4. Government vs. Private Nudges: Where do we stand?

It is commonly argued that governments should be allowed to enact paternalistic policies and nudge consumers because businesses do it all the time—such policies would supposedly level the playing field. It is of course true that we are constantly bombarded by advertisements and private nudges. But there is a crucial difference between government and private-business nudges. That difference is the role that competition plays in encouraging businesses to respond to consumers. When we are bamboozled or misled by a company in a way we ultimately dislike, we stop buying its product or find a new supplier. This knowledge often (though not always) constrains companies that fear the loss of reputation that might come from undertaking actions that work against their consumers’ desires. These same incentives prompt entrepreneurs to develop better alternatives. Government, with its power to mandate and coerce, lacks the intense competitive pressures provided by the profit motive. None of this is to say that people might not come to accept and appreciate certain forms of government paternalism (who among us now bristles at seat belt laws?), it is only to say that the fruitful application of behavioral economics to food policy is much more complicated than is often supposed. 

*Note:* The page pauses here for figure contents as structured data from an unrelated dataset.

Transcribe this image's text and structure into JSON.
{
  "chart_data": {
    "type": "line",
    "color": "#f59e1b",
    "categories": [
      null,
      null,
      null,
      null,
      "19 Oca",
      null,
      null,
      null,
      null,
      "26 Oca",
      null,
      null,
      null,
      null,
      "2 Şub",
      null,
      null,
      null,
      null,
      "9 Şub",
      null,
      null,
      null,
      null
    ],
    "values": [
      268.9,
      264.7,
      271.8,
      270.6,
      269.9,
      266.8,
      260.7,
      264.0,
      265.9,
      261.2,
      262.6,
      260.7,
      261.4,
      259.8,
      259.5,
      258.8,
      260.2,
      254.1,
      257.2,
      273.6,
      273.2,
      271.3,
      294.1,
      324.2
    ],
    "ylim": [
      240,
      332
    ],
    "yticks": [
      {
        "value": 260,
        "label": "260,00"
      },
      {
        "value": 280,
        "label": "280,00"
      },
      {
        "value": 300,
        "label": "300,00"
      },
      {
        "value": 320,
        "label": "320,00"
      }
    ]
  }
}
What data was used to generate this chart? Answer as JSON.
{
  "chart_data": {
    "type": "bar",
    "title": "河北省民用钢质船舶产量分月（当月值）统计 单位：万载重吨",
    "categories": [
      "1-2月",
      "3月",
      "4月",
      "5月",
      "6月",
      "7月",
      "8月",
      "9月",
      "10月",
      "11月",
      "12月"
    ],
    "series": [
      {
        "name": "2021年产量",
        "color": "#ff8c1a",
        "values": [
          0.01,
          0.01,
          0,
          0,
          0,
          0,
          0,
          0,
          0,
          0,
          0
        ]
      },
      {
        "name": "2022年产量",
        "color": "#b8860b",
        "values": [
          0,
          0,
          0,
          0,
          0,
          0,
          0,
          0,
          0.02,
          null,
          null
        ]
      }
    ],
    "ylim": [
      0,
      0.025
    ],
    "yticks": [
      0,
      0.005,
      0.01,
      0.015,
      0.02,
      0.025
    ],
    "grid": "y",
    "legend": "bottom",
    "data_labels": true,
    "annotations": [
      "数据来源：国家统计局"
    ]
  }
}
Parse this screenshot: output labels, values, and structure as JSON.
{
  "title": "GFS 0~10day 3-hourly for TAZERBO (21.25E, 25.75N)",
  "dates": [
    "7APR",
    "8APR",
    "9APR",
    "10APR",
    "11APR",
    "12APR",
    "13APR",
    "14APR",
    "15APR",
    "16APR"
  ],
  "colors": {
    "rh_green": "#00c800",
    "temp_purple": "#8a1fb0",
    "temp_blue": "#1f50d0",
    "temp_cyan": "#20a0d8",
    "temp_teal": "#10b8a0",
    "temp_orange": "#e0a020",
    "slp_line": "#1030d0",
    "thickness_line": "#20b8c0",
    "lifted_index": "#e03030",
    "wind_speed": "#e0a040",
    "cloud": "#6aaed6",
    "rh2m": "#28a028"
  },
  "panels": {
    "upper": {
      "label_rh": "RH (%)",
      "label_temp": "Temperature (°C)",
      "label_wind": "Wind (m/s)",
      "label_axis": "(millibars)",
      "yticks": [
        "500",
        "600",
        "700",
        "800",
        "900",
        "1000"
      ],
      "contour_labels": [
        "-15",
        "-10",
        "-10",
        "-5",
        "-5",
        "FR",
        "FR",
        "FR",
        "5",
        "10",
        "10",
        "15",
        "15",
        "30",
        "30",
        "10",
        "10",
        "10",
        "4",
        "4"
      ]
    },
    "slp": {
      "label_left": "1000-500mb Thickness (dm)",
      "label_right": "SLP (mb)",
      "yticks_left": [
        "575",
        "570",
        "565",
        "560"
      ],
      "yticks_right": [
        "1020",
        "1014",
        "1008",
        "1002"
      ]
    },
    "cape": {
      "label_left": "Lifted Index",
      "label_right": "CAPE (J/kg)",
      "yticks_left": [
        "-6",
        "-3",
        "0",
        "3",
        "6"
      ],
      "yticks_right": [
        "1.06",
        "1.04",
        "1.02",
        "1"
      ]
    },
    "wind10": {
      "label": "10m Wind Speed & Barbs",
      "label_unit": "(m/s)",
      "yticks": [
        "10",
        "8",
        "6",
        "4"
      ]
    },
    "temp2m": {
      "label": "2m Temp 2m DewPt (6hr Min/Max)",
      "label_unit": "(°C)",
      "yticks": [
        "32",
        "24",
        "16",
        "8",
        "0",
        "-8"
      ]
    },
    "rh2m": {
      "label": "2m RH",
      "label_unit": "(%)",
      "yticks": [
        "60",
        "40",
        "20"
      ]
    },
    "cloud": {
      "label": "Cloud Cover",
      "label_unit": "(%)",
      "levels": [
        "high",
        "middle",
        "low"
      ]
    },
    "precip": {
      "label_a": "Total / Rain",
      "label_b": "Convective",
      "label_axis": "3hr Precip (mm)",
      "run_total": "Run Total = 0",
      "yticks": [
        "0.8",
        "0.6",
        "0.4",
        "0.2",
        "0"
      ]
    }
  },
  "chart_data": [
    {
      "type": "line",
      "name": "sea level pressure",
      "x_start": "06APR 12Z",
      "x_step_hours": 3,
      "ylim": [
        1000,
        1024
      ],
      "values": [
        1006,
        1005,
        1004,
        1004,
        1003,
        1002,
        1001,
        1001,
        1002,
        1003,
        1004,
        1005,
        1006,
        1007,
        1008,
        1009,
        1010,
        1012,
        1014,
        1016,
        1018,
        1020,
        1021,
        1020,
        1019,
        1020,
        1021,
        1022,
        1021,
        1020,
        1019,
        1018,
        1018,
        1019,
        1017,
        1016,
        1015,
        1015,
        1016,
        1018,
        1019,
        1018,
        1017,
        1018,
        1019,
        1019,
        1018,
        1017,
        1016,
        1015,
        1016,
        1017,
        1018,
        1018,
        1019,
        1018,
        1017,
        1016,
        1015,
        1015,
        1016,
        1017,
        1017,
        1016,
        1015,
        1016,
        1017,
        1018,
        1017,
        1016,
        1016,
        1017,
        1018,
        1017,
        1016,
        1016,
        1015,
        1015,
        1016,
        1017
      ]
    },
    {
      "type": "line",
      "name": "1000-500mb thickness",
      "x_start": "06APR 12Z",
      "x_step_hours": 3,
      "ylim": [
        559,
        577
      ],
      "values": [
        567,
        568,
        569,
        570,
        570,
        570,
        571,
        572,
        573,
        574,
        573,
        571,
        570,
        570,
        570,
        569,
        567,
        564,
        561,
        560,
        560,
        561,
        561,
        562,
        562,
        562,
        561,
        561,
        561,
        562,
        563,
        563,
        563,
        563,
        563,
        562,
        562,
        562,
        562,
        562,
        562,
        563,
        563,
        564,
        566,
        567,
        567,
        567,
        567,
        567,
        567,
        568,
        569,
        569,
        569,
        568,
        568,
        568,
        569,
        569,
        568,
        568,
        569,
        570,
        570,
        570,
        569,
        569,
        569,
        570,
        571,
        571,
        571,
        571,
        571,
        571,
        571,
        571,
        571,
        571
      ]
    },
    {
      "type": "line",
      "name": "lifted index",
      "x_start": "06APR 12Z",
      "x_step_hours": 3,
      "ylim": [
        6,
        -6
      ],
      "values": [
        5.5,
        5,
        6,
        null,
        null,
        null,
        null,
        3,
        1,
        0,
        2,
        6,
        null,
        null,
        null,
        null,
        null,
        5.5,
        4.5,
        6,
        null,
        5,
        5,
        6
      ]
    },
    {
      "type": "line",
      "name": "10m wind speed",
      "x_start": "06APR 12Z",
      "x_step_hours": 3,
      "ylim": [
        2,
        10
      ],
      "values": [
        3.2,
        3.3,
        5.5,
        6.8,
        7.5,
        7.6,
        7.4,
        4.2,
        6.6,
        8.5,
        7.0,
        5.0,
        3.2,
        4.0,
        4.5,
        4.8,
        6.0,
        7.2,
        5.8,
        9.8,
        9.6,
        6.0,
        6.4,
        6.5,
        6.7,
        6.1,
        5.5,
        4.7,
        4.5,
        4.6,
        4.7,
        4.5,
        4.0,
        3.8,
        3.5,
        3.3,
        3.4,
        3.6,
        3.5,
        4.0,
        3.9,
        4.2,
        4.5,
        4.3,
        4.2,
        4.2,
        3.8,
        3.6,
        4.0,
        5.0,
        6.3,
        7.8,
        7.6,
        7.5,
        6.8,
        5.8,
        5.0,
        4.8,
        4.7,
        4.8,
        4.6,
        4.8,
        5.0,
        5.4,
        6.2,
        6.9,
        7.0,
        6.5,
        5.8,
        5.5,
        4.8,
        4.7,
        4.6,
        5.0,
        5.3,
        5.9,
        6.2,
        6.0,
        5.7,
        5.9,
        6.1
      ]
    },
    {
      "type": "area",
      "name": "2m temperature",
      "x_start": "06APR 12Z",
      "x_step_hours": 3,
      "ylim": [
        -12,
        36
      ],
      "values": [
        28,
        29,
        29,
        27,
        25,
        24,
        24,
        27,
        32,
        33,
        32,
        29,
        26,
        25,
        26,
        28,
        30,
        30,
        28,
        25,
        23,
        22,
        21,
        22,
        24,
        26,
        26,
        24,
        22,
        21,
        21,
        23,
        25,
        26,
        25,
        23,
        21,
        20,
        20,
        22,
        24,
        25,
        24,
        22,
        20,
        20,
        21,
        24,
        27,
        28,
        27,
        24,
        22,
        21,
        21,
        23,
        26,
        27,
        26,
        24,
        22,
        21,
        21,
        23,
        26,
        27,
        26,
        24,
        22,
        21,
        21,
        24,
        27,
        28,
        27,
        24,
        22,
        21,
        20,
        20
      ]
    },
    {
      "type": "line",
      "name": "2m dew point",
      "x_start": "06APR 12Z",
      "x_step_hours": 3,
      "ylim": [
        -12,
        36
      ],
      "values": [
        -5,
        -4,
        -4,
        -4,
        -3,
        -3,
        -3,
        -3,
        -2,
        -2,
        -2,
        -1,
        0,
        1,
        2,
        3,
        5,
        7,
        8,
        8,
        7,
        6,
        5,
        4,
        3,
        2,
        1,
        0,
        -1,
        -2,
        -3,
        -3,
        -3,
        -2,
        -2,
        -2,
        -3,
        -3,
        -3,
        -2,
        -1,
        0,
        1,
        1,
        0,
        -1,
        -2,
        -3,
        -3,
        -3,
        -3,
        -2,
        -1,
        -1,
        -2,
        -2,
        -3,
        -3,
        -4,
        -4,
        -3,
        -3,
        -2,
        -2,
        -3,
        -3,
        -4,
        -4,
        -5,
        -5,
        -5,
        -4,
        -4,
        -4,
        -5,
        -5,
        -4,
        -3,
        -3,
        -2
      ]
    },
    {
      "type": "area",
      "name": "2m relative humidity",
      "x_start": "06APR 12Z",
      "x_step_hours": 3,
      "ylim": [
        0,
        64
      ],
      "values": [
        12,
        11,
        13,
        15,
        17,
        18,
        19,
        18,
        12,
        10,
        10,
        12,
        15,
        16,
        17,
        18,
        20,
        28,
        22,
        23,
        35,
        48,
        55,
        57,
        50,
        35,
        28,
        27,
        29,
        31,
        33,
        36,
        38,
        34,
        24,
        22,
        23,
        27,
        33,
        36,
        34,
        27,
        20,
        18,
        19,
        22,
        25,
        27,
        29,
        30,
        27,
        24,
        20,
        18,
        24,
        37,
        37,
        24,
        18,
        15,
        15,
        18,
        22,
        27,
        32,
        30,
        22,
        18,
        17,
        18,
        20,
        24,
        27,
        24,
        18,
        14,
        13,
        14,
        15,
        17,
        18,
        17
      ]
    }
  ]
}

The rise of behavioral economics has bettered our understanding of how consumers make decisions. Proponents of freedom of choice and individual liberty have sometimes found themselves at odds with behavioral economists because of the recent application of these ideas to public policy. But one can accept the premise that consumers sometimes make mistakes while simultaneously rejecting the opinion that expert judgement should override individual choice and market outcomes. Fruitful areas of application for behavioral economics include improving understandings of how individual and private initiatives might work to offset the adverse effects of decision-making biases and providing insights into how such biases affect the incentives of politicians and ultimately shape public policies.